Gore Verbinski Producing
Director Cary Fukunaga is anything but predictable. The eclectic helmer broke out in 2009 with his harrowing, Sundance-winning, immigration drama “Sin Nombre” and then he surprised everybody by completely changing gears; opting to get behind the camera of this year’s period-piece drama, “Jane Eyre,” teaming Michael Fassbender and Mia Wasikowska for a haunting version of the tale charged with an undercurrent of sexual tension.
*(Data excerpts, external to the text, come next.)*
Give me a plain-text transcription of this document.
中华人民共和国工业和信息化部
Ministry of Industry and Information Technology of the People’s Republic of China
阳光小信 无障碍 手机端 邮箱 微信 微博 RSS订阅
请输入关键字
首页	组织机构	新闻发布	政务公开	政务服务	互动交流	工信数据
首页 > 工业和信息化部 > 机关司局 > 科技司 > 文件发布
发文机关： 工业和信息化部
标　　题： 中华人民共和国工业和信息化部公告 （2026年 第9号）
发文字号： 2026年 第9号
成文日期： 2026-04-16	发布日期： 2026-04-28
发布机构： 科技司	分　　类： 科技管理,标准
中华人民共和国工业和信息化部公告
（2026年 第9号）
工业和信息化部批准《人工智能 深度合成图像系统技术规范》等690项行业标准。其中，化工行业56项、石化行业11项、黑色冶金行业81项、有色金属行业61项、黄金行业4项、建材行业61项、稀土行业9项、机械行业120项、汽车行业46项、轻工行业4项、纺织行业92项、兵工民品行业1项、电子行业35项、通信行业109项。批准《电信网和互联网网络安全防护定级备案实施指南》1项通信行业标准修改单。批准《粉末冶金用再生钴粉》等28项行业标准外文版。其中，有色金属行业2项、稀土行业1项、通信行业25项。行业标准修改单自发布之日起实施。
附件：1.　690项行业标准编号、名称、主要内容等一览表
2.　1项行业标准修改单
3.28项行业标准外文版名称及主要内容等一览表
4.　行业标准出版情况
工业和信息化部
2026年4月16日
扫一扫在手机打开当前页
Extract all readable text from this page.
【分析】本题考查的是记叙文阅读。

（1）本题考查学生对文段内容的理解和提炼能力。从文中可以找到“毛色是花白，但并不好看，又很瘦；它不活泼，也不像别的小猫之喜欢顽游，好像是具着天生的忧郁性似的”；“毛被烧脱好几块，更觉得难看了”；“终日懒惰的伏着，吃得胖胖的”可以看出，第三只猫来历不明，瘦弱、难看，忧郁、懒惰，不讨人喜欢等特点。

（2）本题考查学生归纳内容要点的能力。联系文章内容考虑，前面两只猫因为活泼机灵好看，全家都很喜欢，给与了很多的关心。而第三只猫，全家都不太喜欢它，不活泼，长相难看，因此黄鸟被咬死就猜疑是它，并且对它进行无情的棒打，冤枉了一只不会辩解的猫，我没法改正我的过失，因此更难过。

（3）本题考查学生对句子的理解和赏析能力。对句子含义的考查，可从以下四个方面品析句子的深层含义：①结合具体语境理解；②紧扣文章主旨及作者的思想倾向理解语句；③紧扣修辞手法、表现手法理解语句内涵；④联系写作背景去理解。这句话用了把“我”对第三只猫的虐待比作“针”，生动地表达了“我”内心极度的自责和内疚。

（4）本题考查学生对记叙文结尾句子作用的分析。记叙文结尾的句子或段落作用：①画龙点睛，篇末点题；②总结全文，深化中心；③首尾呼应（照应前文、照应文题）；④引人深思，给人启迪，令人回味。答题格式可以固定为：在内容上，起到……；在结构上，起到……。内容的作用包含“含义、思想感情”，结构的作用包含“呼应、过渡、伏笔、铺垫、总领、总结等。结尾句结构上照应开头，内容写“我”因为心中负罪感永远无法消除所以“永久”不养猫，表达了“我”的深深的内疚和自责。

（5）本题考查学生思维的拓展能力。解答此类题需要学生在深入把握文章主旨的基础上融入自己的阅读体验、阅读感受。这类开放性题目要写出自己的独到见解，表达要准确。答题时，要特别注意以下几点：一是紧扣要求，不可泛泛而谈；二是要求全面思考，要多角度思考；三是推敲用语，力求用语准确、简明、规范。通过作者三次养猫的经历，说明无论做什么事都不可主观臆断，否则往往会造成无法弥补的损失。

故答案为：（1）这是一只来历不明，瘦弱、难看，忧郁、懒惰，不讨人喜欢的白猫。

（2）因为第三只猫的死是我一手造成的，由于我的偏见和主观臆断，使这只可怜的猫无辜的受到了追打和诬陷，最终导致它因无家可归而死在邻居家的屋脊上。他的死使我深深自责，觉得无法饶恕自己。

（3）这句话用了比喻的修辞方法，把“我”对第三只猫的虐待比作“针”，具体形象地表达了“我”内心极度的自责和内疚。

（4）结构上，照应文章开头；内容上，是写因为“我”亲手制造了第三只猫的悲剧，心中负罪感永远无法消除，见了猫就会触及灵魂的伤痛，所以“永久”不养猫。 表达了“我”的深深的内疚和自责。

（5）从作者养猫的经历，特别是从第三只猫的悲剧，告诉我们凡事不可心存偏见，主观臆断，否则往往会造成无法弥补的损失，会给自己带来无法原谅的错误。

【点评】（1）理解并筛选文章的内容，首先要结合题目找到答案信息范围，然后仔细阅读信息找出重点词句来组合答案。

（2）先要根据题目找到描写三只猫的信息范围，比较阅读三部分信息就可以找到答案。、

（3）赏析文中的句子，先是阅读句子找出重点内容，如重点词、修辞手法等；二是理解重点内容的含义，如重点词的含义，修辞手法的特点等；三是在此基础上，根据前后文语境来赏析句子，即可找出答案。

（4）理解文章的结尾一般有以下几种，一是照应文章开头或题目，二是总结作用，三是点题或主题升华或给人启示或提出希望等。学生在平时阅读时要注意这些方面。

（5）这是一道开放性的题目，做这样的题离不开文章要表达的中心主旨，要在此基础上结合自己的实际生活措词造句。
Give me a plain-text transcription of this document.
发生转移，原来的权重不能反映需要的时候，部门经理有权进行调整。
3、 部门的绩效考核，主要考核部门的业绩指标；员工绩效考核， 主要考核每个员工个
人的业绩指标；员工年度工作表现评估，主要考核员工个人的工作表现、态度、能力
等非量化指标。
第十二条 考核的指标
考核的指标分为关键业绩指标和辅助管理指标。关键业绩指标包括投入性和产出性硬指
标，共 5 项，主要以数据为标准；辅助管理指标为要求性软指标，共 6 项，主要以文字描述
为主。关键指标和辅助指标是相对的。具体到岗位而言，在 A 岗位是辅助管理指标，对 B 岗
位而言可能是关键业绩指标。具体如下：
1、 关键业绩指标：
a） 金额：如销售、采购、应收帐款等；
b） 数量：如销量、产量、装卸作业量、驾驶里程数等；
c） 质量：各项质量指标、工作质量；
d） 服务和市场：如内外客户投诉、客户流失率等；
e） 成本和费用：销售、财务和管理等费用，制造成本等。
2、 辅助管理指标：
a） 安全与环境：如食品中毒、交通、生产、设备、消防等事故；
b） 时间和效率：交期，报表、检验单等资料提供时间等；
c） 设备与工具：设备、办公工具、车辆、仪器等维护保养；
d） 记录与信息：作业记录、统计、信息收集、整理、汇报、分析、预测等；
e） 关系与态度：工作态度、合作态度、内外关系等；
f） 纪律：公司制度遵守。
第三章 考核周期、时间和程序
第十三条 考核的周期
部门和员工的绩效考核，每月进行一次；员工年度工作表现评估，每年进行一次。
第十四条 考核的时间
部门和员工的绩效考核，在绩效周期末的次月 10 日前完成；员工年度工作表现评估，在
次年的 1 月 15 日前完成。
However, even before “Jane Eyre” came together, Fukunaga was revealing his all-embracing colors, talking up his plans for a musical, an African civil war drama and a time-travel film; so it’s really anyone’s guess where he could go next.
While he was one of the very early names considered to replace Darren Aronofsky in the director’s seat of “The Wolverine” and this spring he was linked to the 1860s civil war heist film “No Blood, No Guts, No Glory,” another project may put him into orbit.
A reader recently tipped us to a tweet from May by screenwriter Jeff Vintar (“I, Robot,” the still unproduced script of “Y: The Last Man“) which said, “More good news as Cary Fukunaga (Sin Nombre/Jane Eyre) is in talks to direct my script SPACELESS for producer Gore Verbinski and Universal-.” We did some digging and the project seems to be have been moving along quietly under the radar, and sources close to the project tell us that Fukunaga is indeed in talks for the film. It’s still early days and apparently no deal has been made in the two months since that tweet, but Fukunaga is definitely still eyeing the film.
If he takes it on, “Spaceless” will definitely serve as another big shift from Fukunaga. The high concept flick centers on a top assassin hunting a high-profile target in space who must figure out how much of his reality is an illusion and what really matters in life before he can complete the job. It certainly sounds ambitious, and with a major studio and tentpole filmmaker like Verbinksi behind the project, it could potentially be Fukunaga’s jump into mainstream filmmaking.
Fukunaga is notably choosy, which could be problem if he feels this picture makes him compromise at all, but the filmmaker already has a two-picture deal with Universal and Focus Features (the latter of which produced ‘Eyre’), so we assume that existing relationship could help all parties see eye to eye. Timewise, this one could be a far off, regardless of where deals may land.
Still, for now, slot this one down as one of many possible future contenders for Fukunaga. We’ll wait to see what unfolds, but whatever the diverse filmmaker chooses, it will undoubtedly be unlike anything he’s made before.